Advertisement

Nisan ayında dış ticaret açığı 7.2 milyar dolar oldu. Geçen yıla göre yüzde 30 azaldı. Yine de 6.5 milyar dolar olan beklentileri aştı. İhracatın beklentiler düzeyinde artmamış olması bunda etkili oldu. Geçen yılın aynı ayına göre, nisan ayında ihracat yüzde 7.9 artarken, ithalat yüzde 9.5 geriledi. İthalattaki gerilemenin arkasında, geçen yılın nisan ayındaki altın ithalatının 2.5 milyar dolar olması, bu yılki altın ithalatının ise 360 milyon dolarda kalması var.

Altın ticaretini dışarıda bırakırsak, nisan ayında toplam ithalat geçen yılki düzeyinde. Sonuçta geçen yılın ilk dört ayında 32.1 milyar dolar olan dış ticaret açığı bu yılın aynı döneminde 24.5 milyar dolara geriledi. Altın ticaretindeki normalleşme doğal olarak dış açıkların azalmasının en önemli nedeni durumunda. Yılın ilk dört ayında geçen yılın aynı dönemine göre altın hariç toplam ithalat 76.3 milyar dolardan 76.9 milyar dolara geldi. Bir başka ifadeyle, normal iktisadi faaliyetleri içeren ithalatta bir düşüş söz konusu değil.

ALTIN İTHALATI BELİRLEYİCİ
Tüketim talebindeki gerilemenin neden olduğu ithalatın kompozisyonunda bir değişiklik söz konusu. Geçen yılın aynı dönemine göre, yılın ilk üç ayında yüzde 2.9 azalan tüketim malları ithalatı nisan ayında da yüzde 4.3 gerilemeye devam etti. Ekonomideki toplam talebin yüzde 70’i civarında olan toplam tüketim harcamalarındaki düşüş, toplam iç talepte de bir düşüşe işaret ediyor. Geçen yılın aynı dönemine göre, bu yılın ilk üç ayında yatırım malları ithalatı yüzde 0.5 düşerken, nisan ayında yüzde 5.2 arttı. Yatırım talebi, tüketim talebi kadar düşmemiş görünüyor. Altın hariç ara malları ithalatı geçen yılın ilk dört ayında 55 milyar dolar kadar olmuşken, bu yılın aynı döneminde 56 milyar dolar oldu.

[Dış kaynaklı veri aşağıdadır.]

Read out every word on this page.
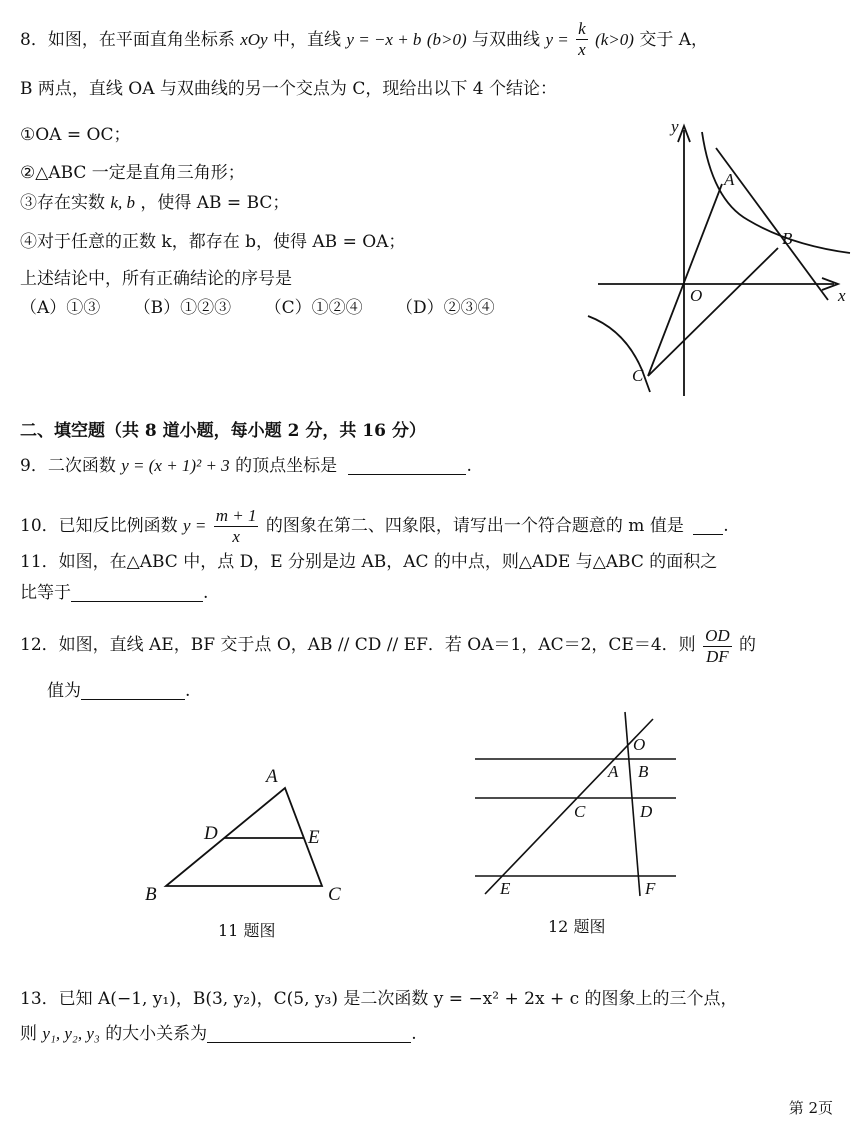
8．如图，在平面直角坐标系 xOy 中，直线 y = −x + b (b>0) 与双曲线 $y = \frac{k}{x} (k>0)$ 交于 A，
B 两点，直线 OA 与双曲线的另一个交点为 C，现给出以下 4 个结论：
①OA = OC；
②△ABC 一定是直角三角形；
③存在实数 k, b ，使得 AB = BC；
④对于任意的正数 k，都存在 b，使得 AB = OA；
上述结论中，所有正确结论的序号是
（A）①③ （B）①②③ （C）①②④ （D）②③④
y
x
A
B
O
C
二、填空题（共 8 道小题，每小题 2 分，共 16 分）
9．二次函数 y = (x + 1)² + 3 的顶点坐标是	.
10．已知反比例函数 $y = \frac{m + 1}{x}$ 的图象在第二、四象限，请写出一个符合题意的 m 值是 .
11．如图，在△ABC 中，点 D，E 分别是边 AB，AC 的中点，则△ADE 与△ABC 的面积之
比等于	.
12．如图，直线 AE，BF 交于点 O，AB // CD // EF．若 OA＝1，AC＝2，CE＝4．则 $\frac{OD}{DF}$ 的
值为	.
A
B	C
D	E
11 题图
O
A B
C	D
E	F
12 题图
13．已知 A(−1, y₁)，B(3, y₂)，C(5, y₃) 是二次函数 y = −x² + 2x + c 的图象上的三个点，
则 y₁, y₂, y₃ 的大小关系为	.
第 2页
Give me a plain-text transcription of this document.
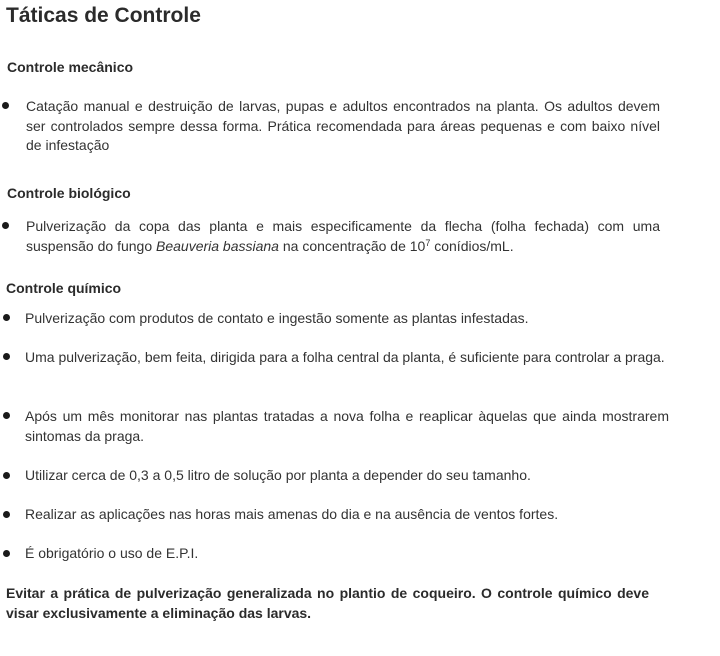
Táticas de Controle
Controle mecânico
Catação manual e destruição de larvas, pupas e adultos encontrados na planta. Os adultos devem ser controlados sempre dessa forma. Prática recomendada para áreas pequenas e com baixo nível de infestação
Controle biológico
Pulverização da copa das planta e mais especificamente da flecha (folha fechada) com uma suspensão do fungo Beauveria bassiana na concentração de $10^7$ conídios/mL.
Controle químico
Pulverização com produtos de contato e ingestão somente as plantas infestadas.
Uma pulverização, bem feita, dirigida para a folha central da planta, é suficiente para controlar a praga.
Após um mês monitorar nas plantas tratadas a nova folha e reaplicar àquelas que ainda mostrarem sintomas da praga.
Utilizar cerca de 0,3 a 0,5 litro de solução por planta a depender do seu tamanho.
Realizar as aplicações nas horas mais amenas do dia e na ausência de ventos fortes.
É obrigatório o uso de E.P.I.
Evitar a prática de pulverização generalizada no plantio de coqueiro. O controle químico deve visar exclusivamente a eliminação das larvas.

Yılın ilk üç ayında ortalama ihracat artışı, geçen yılın aynı dönemine göre yüzde 8.8 olmuştu. Nisan ayındaki ihracat artışı yüzde 7.9 oldu. İthalat artışında bir duraksama, ihracatta ise küçümsenmeyecek bir artış var. Ekonomik büyümeye katkısı açısından net dış talebin olumlu katkı yapacağını söyleyebiliriz. Buna karşılık, iç talep büyümesindeki gerileme, toplam ekonomik büyümeyi aşağı çekebilecek. Yılın ilk dört aylık dönemi için ekonomik büyümenin oldukça alımlı olabileceğini söyleyebiliriz.

BÜYÜMEYE İÇ TALEP FRENİ
Grafikten görüldüğü gibi, 12 aylık toplam ithalatın alt kalemlerine baktığımızda da tüketim malı ithalatındaki (kırmızı) düşüşü açıkça görebiliyoruz. Yatırım malları ithalatındaki (mavi) yüzde değişmeler oynaklıklar gösterse de, eğilim pozitif. Altın ithalatını dışarıda bıraktığımızda, ara malları ithalatındaki (siyah) artış da yatırım malları ithalatındaki artışa benzer bir eğilim gösteriyor.

Yılın ilk üç ayında döviz kurlarındaki fırlama daha çok tüketim talebini vurmuş görünüyor. Kamu kesimi tüketimindeki gelişmeler konusunda fazla bir bilgimiz yok. Ama özel kesim tüketim harcamalarındaki göreli gerilemenin ekonomik büyüme performansını olumsuz etkileyeceğini söyleyebiliriz.